There has been much written about how the RDR promises to be the biggest shake up that the retail financial industry has seen in decades, and the impact on product providers, financial advisers and most importantly consumers, is likely to be profound. The RDR represents a major regulatory overhaul, aimed to remedy perceived problems currently plaguing the retail element of the financial services industry. Consumer confidence needs to be restored and the FSA needs a successful outcome in order for their reputation to remain intact. The FSA is keen to make this work as a great deal of time and effort has been invested into this by all parties, so implementation 'failure' would be very damaging.
BDO commissioned this research, of IFAs, to better understand how the RDR will play out in practice. We were particularly interested to learn that most advisers will operate post-RDR with adviser charging facilitated by the product provider. To some, this may feel like commission by another name.

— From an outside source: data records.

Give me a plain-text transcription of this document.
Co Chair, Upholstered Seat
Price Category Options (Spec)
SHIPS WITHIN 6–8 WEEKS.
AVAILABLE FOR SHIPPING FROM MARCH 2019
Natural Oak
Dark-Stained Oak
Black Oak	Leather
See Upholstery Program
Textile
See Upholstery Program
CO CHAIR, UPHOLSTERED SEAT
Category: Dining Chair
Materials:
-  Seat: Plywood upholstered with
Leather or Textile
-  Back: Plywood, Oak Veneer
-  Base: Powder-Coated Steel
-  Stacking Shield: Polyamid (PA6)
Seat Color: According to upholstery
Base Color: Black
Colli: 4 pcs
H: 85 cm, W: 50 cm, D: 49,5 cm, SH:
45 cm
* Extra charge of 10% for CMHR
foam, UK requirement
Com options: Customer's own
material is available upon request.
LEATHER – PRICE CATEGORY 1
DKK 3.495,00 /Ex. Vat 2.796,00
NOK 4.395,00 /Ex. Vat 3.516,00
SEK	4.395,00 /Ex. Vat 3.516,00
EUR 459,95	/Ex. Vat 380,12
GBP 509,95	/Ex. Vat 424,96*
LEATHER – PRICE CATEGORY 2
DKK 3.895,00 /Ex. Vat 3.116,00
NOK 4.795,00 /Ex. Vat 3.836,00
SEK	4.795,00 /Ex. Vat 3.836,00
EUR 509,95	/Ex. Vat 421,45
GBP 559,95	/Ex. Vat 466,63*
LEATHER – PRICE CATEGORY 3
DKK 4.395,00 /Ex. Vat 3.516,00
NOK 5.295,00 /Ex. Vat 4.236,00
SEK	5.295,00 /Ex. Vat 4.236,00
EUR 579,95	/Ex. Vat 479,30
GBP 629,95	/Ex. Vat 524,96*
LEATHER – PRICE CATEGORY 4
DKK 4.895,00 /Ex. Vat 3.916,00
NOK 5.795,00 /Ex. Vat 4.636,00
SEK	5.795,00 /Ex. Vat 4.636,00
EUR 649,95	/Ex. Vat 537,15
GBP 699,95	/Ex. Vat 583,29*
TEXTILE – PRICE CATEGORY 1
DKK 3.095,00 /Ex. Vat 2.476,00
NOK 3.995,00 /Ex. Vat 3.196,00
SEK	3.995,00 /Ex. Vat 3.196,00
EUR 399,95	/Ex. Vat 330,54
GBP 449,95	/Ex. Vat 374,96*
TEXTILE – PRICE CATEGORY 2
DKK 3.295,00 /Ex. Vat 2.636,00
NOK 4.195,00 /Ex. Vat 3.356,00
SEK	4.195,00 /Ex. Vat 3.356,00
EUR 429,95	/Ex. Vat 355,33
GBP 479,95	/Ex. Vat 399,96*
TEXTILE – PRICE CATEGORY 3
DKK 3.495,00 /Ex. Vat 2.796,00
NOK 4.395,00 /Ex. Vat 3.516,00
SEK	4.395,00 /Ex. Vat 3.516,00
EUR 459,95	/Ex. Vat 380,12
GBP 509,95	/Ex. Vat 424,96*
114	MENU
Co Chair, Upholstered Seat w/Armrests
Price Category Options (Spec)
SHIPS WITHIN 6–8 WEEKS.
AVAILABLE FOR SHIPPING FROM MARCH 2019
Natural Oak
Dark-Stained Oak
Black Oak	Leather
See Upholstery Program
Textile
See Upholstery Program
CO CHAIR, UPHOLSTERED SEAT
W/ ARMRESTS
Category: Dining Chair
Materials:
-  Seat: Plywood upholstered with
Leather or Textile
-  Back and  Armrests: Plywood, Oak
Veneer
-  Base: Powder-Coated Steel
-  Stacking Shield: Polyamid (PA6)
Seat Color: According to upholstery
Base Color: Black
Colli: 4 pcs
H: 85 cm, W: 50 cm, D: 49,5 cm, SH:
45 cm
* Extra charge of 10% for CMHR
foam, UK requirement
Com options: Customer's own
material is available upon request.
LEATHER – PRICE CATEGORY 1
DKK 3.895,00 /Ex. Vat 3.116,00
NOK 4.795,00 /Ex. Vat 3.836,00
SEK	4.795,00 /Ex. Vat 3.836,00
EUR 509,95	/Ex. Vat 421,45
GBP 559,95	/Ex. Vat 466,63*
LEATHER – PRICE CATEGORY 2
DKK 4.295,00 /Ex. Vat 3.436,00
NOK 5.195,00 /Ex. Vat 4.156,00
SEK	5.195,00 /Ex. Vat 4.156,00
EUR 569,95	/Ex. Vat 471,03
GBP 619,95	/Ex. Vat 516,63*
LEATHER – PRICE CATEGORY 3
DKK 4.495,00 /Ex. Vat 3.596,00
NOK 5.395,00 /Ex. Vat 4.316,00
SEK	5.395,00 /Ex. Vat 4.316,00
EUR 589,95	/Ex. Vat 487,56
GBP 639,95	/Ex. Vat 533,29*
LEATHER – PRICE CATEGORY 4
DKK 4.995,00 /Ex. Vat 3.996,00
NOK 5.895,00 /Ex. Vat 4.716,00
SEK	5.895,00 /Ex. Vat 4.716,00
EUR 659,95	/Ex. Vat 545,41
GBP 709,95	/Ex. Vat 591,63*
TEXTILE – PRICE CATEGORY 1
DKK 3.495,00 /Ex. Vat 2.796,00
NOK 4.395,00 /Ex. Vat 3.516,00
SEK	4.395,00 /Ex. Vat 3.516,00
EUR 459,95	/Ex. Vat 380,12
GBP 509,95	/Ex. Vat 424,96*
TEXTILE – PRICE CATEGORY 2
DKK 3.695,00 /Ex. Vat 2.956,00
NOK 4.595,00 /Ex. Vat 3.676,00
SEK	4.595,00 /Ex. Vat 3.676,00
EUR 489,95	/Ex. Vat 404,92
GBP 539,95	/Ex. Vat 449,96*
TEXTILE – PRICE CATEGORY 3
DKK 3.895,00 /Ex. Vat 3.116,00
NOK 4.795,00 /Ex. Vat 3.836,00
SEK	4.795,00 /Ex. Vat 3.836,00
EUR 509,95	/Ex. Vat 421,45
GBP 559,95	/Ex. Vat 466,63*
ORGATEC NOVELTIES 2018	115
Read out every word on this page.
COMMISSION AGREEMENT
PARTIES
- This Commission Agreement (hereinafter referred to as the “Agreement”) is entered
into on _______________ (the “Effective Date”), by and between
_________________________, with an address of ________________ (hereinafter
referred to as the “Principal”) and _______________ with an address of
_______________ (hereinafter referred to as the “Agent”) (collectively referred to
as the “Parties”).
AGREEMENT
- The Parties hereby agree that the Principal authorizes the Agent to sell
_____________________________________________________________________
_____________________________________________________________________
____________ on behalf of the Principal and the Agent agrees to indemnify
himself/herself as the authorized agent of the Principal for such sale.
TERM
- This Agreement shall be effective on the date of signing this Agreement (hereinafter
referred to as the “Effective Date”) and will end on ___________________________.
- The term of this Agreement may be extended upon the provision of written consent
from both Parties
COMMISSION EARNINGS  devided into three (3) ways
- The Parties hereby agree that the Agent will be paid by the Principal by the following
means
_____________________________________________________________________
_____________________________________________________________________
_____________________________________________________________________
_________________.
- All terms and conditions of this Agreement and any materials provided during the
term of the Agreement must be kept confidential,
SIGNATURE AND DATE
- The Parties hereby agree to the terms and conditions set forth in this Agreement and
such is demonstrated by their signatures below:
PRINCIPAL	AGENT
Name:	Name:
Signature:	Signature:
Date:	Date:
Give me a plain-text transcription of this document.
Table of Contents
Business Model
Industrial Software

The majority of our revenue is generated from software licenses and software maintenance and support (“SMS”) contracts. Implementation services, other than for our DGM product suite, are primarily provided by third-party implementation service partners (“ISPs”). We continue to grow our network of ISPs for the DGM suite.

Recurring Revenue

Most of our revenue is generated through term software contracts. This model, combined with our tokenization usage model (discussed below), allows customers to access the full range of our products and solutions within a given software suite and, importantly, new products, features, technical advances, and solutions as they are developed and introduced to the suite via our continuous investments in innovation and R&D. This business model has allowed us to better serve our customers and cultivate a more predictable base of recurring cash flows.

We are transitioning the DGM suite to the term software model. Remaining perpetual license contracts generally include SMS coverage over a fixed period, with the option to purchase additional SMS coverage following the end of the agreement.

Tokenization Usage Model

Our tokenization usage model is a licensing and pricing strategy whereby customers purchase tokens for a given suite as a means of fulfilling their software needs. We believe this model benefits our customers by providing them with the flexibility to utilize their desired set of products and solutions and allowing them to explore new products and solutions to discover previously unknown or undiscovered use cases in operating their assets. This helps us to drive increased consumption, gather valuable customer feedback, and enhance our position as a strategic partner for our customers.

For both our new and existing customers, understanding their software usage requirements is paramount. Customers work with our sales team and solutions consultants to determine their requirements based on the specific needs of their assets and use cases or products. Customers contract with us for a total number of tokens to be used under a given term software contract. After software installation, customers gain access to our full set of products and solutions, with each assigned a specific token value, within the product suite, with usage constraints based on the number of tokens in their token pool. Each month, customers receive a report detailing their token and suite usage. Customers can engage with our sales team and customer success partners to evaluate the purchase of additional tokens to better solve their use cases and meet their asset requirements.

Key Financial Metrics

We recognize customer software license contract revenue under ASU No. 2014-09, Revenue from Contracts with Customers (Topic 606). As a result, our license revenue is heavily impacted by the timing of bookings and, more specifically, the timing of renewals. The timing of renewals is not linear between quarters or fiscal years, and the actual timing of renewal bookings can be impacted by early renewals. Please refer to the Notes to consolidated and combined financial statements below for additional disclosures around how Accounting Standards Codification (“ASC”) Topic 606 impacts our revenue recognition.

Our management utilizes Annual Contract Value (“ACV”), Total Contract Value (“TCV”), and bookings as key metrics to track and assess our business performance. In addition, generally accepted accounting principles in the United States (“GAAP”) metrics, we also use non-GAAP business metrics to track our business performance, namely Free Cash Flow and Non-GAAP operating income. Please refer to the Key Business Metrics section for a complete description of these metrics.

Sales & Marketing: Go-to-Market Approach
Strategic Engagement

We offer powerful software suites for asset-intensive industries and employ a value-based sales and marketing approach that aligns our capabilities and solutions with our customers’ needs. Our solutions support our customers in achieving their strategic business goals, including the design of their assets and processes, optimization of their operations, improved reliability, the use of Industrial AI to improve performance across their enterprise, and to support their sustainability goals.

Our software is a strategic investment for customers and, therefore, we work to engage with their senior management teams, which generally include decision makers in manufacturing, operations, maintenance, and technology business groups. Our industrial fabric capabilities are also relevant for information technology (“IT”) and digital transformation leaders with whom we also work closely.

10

Our research shows that the direct benefit to customers may be difficult to find post-RDR. The findings indicate that the cost of advice to the consumer will increase post RDR, which is a deep concern. This will mean the majority of the population could affectively be priced out of the advice market, creating an 'advice gap', with only the most affluent consumers being able to seek financial advice. This would be a major failing on the RDR's part, as a primary goal has been to provide a retail investment market that consumers can have confidence in and trust at a time when they need more help and advice than ever with their retirement and investment planning. However, this projected increase in pricing could simply be a case of over-optimism as advisers 'over egg the commercial planning pudding'; in reality, we expect to see competition and transparency force any overpricing down.
The focus on increased professional standards should lead to greater 'professionalisation' of the advice industry, with a culling of under qualified IFAs leading to better quality advice and an improved level of service overall. However, it will be up to the authorities to enforce that clarity over charging structures remains at the fore, and that consumers are delivered in practice what they have been promised in theory.
From our point of view, one of the most concerning aspects of the RDR highlighted by the survey, was the lack of discussion with clients. A mere 27% of advisers - at the time of taking the survey - had communicated the affects of the RDR on their clients to their clients.
So it remains to be seen if the RDR will in fact deliver the desired consumer benefits, however, at this stage we can only speculate and help our clients prepare themselves for the changes. Much time and effort has been spent detailing the theory, but the crucial time will come when the new system is rolled out commercially.